Replication maintains synchronized data copies across servers for availability, durability, and read scalability.

Replication is the maintenance of multiple copies of the same data across different database servers. By keeping synchronized replicas, a system can survive node failures, serve reads from nearby copies, and distribute load.

How It Works

Replication topologies include:

  • Primary-replica (leader-follower): One primary accepts writes and streams changes to read-only replicas. Simple and common, but the primary is a write bottleneck and a failover point.
  • Multi-primary (multi-leader): Several nodes accept writes, requiring conflict resolution.
  • Quorum-based: Writes and reads succeed when a majority of replicas agree, as in Cassandra or DynamoDB.
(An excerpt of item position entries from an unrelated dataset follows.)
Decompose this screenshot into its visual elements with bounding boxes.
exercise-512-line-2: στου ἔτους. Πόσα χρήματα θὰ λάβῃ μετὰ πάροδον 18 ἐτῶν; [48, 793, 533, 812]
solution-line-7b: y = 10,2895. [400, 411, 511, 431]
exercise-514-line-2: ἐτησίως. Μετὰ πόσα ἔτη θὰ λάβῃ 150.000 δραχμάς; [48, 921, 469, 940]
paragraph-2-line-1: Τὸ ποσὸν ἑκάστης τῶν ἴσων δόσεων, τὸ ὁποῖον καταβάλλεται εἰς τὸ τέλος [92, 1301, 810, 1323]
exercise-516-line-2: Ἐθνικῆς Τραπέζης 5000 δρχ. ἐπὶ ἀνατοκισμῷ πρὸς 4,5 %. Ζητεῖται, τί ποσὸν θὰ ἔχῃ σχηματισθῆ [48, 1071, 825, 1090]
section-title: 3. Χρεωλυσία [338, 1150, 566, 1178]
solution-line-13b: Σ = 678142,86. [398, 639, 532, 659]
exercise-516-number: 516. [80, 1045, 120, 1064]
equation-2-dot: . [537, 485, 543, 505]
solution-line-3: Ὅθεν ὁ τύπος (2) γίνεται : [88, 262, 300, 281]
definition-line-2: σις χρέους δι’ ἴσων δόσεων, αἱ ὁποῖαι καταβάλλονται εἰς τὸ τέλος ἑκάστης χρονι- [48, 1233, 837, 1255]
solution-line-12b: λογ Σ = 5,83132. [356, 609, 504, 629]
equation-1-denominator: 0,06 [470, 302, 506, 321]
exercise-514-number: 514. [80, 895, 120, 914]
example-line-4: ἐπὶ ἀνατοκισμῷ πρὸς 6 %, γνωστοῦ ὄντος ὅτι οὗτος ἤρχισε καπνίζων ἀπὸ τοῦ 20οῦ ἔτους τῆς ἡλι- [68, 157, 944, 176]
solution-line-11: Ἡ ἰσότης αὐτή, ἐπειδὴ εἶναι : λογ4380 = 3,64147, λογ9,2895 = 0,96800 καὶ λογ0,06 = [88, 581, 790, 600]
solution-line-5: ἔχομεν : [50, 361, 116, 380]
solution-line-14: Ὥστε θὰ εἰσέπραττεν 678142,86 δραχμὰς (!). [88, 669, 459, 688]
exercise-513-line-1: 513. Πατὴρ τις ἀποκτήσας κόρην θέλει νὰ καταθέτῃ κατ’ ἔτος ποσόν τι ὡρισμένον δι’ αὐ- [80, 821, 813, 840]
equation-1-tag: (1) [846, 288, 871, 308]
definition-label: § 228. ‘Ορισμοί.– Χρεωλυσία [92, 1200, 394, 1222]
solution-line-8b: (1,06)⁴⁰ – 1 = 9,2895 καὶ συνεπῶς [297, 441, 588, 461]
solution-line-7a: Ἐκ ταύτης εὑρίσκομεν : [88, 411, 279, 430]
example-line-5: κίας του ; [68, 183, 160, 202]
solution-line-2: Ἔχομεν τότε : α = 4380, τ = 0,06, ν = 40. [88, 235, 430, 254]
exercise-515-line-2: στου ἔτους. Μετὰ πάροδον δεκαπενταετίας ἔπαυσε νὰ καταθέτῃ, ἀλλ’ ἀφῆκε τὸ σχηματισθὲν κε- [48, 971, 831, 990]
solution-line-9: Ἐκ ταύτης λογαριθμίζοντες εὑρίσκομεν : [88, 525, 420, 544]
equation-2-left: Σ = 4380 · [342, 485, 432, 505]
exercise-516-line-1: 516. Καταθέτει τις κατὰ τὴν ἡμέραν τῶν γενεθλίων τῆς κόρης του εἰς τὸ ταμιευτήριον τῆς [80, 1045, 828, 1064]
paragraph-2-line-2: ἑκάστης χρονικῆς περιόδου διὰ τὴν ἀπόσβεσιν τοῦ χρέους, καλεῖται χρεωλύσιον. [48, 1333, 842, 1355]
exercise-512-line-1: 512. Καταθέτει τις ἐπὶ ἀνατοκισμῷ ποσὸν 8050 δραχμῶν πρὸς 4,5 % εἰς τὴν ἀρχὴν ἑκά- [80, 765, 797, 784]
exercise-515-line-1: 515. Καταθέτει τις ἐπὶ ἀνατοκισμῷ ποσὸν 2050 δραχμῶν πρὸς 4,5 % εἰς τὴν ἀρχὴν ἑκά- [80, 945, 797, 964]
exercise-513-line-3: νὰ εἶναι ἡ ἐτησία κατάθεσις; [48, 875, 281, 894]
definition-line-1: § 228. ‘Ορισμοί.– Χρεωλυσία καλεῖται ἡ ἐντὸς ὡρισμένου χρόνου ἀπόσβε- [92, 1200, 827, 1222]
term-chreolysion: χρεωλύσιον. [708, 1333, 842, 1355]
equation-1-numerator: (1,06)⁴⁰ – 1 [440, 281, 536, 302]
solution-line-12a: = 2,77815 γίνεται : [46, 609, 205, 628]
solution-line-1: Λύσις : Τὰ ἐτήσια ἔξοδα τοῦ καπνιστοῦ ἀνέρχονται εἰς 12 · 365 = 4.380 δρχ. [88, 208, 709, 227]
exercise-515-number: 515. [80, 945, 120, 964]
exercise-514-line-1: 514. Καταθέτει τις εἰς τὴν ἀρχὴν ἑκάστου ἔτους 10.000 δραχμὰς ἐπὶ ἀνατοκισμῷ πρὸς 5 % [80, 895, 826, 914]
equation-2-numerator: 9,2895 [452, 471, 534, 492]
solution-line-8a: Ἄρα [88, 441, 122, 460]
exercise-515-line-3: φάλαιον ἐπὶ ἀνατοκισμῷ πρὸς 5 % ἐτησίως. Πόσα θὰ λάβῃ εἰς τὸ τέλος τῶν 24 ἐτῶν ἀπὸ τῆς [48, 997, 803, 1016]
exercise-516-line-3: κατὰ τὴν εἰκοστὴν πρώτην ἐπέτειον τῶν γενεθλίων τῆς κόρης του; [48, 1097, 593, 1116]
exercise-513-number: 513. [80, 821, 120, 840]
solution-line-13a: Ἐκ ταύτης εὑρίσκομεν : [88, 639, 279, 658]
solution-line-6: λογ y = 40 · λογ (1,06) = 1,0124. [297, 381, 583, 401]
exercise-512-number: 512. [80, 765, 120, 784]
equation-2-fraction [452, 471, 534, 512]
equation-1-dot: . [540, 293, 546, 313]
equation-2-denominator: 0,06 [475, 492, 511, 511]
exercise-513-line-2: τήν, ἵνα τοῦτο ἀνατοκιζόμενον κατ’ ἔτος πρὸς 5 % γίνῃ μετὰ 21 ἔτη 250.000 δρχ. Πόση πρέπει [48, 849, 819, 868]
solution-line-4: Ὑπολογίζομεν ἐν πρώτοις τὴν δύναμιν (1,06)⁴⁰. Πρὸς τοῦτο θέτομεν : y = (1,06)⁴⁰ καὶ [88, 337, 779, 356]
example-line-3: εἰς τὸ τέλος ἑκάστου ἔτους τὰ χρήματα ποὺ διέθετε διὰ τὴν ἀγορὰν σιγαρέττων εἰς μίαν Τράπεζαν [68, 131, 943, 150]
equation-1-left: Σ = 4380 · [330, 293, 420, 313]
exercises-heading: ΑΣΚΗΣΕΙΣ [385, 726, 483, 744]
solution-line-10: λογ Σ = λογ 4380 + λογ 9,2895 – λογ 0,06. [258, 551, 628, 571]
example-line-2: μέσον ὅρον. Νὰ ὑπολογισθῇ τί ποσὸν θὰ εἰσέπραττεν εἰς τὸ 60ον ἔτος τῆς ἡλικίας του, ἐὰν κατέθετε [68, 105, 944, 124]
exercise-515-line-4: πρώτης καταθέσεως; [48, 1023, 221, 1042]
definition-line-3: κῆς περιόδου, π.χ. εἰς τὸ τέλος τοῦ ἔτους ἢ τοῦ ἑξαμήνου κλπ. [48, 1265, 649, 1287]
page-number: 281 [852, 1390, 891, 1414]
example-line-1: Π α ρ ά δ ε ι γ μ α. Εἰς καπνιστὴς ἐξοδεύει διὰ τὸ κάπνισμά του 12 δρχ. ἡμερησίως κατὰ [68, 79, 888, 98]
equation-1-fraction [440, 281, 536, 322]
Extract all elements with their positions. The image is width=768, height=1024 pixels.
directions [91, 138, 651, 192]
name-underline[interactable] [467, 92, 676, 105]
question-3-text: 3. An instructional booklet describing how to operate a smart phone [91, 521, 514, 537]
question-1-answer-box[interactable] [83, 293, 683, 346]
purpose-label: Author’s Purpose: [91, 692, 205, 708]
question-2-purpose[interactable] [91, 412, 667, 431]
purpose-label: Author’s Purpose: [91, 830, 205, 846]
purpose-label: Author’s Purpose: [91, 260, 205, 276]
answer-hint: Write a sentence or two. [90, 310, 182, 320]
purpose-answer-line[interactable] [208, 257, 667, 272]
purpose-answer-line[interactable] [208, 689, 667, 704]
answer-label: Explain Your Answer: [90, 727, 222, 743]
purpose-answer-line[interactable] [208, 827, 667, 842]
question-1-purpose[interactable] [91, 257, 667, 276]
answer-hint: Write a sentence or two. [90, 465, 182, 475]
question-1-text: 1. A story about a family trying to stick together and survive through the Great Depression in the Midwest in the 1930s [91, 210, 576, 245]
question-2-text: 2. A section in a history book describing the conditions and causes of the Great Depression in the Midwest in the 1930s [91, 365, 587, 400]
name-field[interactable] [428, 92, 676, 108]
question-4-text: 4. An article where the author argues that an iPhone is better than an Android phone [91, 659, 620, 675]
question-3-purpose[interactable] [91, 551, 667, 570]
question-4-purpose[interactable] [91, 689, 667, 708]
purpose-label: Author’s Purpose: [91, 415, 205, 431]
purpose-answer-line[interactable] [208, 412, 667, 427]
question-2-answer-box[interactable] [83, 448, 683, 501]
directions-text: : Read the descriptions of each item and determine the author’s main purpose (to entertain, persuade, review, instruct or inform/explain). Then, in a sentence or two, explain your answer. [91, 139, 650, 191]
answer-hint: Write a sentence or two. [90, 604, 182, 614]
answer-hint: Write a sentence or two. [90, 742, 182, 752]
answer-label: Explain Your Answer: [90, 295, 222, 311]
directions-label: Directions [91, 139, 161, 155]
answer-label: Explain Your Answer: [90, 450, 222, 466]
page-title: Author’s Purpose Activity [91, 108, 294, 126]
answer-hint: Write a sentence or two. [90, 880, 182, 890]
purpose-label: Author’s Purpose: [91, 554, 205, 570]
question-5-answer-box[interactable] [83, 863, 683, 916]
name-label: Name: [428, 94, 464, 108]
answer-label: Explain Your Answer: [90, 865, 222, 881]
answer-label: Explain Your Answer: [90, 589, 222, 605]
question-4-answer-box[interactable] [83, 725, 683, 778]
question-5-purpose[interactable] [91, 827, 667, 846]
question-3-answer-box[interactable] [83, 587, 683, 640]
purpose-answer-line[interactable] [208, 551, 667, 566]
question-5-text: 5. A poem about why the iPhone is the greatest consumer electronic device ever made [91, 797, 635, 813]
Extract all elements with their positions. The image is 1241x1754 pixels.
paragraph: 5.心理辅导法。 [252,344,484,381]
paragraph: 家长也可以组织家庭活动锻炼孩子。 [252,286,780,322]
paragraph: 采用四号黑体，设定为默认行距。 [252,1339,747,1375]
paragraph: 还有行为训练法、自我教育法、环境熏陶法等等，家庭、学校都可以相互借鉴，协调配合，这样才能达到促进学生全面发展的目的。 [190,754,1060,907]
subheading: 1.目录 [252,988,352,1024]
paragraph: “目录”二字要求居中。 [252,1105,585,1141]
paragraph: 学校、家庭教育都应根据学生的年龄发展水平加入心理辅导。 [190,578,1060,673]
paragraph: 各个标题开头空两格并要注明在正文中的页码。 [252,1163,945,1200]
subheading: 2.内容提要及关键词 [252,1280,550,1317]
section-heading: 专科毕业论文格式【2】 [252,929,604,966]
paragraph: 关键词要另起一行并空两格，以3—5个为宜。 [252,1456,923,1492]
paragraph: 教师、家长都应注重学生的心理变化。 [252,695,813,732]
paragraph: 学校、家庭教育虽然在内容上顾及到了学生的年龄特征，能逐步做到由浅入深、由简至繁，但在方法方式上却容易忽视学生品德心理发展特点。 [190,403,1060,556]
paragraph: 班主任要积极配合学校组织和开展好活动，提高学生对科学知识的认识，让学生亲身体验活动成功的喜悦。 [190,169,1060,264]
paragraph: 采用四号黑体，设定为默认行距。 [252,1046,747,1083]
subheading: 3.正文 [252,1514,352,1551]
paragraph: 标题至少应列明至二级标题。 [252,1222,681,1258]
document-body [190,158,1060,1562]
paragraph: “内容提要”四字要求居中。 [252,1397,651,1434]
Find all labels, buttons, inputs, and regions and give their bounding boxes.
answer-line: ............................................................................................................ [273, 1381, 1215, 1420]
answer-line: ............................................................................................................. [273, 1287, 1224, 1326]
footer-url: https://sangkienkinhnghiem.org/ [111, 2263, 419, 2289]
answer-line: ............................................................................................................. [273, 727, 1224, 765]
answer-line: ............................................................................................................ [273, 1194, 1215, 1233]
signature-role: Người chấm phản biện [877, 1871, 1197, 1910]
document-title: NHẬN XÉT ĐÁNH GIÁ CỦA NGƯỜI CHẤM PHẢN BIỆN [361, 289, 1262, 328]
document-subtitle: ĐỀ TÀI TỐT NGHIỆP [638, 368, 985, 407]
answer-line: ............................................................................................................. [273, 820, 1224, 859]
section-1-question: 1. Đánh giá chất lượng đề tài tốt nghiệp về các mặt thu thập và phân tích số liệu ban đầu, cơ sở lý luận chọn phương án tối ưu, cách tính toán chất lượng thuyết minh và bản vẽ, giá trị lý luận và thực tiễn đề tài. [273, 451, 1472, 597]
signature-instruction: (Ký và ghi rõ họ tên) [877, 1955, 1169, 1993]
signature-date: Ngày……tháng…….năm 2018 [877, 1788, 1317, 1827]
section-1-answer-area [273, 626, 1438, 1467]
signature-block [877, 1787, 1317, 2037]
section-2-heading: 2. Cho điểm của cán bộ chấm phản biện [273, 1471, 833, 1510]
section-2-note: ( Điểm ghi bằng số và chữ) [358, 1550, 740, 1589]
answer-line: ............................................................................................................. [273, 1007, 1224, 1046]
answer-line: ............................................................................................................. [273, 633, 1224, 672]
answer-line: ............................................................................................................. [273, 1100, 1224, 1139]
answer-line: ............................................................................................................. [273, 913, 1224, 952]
Replication can be synchronous (a write waits for replicas to acknowledge, ensuring no data loss but adding latency) or asynchronous (the primary commits immediately and replicas catch up, risking small data loss on failure). The delay between primary and replica is called replication lag.

Under the hood, engines ship a write-ahead log or binary log, or use change data capture, to propagate changes.

Why It Matters

Replication provides high availability through failover, durability through redundant copies, lower read latency through geographic replicas, and read scalability by spreading queries. It is a building block of nearly every production database deployment.

The trade-offs are replication lag (causing stale reads) and the consistency choices the CAP theorem forces during partitions.

Related Terms

Replication is often combined with sharding, governed by the CAP theorem, and frequently implemented using change data capture.